Let $V$ be an affine variety over the field $K$, that is $V=\mathrm{Spec}(A)$ for some domain $A$, finitely generated as a $K$-algebra. Thus one has presentations of $A$ of the form

$0\rightarrow Q\rightarrow K[x_1,\ldots ,x_n]\rightarrow A\rightarrow 0$

where $Q$ is a (finitely generated) prime ideal.

We say that $V$ is defined over $k\subseteq K$ if $Q$ possesses a set of generators $f_1,\ldots f_m\in k[x_1,\ldots ,x_n]$ .

Suppose that $k\subseteq K$ is algebraic, then $k[x_1,\ldots ,x_n]\subseteq K[x_1,\ldots ,x_n]$ is an integral ring extension.

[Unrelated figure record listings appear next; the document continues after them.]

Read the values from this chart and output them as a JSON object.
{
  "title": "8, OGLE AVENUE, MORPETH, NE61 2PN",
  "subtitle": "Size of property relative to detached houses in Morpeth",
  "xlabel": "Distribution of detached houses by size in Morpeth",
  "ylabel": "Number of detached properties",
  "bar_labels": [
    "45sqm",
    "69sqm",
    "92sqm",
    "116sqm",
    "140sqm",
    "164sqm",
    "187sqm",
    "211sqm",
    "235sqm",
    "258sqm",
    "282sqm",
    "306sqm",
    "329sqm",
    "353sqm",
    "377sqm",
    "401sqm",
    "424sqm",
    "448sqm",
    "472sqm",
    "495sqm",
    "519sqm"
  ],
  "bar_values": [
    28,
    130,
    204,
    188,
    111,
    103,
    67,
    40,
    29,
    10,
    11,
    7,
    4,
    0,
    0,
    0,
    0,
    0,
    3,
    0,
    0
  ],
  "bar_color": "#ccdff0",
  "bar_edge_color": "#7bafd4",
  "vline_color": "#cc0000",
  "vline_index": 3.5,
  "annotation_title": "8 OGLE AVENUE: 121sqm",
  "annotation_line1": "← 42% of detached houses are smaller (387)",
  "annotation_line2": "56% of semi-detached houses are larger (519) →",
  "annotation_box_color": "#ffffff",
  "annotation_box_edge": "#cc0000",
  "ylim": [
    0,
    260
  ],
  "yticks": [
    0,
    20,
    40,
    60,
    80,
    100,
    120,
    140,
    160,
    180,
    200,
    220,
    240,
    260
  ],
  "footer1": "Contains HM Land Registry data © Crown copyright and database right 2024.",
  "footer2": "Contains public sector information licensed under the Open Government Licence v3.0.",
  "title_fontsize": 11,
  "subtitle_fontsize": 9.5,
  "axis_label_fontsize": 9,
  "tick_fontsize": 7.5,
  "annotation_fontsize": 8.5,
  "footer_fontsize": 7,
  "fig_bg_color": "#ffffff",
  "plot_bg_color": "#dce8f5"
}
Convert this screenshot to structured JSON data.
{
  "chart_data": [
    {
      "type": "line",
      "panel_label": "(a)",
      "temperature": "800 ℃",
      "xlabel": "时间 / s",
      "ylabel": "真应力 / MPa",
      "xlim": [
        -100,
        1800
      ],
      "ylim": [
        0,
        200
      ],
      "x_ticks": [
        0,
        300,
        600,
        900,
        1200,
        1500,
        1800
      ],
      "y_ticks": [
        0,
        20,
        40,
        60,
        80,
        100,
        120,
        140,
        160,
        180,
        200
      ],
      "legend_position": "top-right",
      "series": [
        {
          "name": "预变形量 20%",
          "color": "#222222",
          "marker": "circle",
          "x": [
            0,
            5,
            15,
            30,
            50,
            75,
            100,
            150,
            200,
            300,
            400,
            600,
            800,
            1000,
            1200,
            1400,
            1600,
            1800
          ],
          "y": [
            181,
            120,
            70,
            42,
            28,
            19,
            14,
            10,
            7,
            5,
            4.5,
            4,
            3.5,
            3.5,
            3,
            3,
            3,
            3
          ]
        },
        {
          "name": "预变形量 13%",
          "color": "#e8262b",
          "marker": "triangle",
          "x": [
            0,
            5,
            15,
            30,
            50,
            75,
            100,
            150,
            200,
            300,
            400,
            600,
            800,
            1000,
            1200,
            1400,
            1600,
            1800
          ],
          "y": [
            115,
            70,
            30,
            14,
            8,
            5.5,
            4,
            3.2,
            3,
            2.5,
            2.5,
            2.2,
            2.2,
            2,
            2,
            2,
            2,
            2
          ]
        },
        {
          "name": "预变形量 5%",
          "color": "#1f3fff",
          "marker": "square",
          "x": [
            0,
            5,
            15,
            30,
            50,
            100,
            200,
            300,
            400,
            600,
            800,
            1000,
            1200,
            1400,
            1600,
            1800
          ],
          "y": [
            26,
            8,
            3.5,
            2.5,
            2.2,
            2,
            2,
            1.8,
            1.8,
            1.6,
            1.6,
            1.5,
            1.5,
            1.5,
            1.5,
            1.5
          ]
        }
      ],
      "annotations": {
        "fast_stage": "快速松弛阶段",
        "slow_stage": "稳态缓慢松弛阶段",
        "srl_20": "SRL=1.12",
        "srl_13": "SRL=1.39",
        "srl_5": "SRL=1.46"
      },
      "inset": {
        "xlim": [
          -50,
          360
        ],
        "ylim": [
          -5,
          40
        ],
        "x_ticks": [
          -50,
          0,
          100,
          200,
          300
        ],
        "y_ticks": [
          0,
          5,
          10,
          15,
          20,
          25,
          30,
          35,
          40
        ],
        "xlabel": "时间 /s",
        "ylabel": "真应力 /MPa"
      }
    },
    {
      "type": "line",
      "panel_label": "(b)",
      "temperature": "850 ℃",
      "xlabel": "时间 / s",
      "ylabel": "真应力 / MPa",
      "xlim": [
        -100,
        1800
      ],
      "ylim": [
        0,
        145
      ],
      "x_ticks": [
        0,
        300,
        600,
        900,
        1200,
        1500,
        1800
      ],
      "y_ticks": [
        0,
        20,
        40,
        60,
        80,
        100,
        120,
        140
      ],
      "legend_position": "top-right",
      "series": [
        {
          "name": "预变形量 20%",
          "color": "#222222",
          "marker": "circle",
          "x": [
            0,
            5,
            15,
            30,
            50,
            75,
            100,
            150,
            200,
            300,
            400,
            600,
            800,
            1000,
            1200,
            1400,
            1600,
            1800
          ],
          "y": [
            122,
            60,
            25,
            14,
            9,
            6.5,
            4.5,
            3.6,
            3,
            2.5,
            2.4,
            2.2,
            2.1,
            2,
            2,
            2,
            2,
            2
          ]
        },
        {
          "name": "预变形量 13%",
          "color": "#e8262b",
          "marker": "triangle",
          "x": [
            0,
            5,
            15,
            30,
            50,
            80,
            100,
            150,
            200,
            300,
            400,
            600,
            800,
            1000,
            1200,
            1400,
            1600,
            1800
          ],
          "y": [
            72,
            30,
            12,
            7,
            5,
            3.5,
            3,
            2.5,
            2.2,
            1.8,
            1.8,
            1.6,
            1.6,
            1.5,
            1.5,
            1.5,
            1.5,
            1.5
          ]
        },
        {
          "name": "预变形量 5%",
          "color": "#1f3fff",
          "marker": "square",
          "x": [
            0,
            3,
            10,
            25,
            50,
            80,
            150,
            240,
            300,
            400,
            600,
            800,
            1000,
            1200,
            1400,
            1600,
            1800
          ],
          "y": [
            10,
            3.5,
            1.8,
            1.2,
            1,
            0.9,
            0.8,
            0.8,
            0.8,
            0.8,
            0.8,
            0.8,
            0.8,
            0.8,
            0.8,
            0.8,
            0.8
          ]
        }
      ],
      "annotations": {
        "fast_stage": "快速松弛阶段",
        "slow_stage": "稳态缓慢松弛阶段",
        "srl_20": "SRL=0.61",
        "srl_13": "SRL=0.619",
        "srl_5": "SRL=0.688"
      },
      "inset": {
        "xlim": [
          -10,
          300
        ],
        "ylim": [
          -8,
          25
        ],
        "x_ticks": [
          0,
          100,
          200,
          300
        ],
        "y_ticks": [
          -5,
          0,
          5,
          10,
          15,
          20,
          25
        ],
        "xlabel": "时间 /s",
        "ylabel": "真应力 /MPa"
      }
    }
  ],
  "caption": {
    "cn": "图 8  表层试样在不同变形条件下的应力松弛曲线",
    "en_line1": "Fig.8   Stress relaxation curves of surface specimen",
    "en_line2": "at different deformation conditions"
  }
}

(*) Claim: the ideal $P$ of $k[x_1,\ldots ,x_n]$ generated by the $f_k$ is prime, and thus $Q\cap k[x_1,\ldots ,x_n]=P$ and $PK[x_1,\ldots ,x_n]=Q$ hold.

Proof: the extension $k[x_1,\ldots ,x_n]\subseteq K[x_1,\ldots ,x_n]$ is faithfully flat, hence $PK[x_1,\ldots ,x_n]\cap k[x_1,\ldots ,x_n]=P$. $\square$

Tensoring the presentation

$0\rightarrow P\rightarrow k[x_1,\ldots ,x_n]\rightarrow B\rightarrow 0$

with $K$ now yields $A=B\otimes_kK$.

Vice versa: if $A=B\otimes_kK$, then $Q$ posesses a set of generators in $k[x_1,\ldots ,x_n]$.

So we seem to arrive at the following reformulation of ''being defined over a subfield $k\subseteq K$'': the affine $K$-variety $V$ is defined over the subfield $k\subseteq K$, where the extension is assumed to be algebraic, if and only if $V=V_0\times_kK$ for some $k$-variety $V_0$.

This formulation is independent of a particular embedding of $V$ into affine space.

Suppose now that $K$ is algebraic over its prime field -- for example take $K$ to be a number field. Then there are minimal (with respect to inclusion) fields of definition for the variety $V$, but maybe several of them.

Let $C$ be an affine, plane algebraic curve over $K$ given by the polynomial $f\in K[x,y]$. If $C$ is defined over $k\subseteq K$, then $Q=fK[x,y]$ must have a set of generators in $k[x,y]$ and by (*) any set of generators of $P=fK[x,y]\cap k[x,y]$ will do the job. Since $Q$ has height $1$ and $k[x,y]\subseteq K[x,y]$ is integral, $P$ has height $1$ and is thus principal: $P=gk[x,y]$. Consequently $f=cg$ for some $c\in K$.

As a consequence we get: if $f$ is such that one of its coefficients generates $K$ over the prime field, and another coefficient lies in the prime field, then $C$ is not defined over any proper subfield of $K$. This fact can be applied to the affine part of the hyperelliptic curve considered in the original post.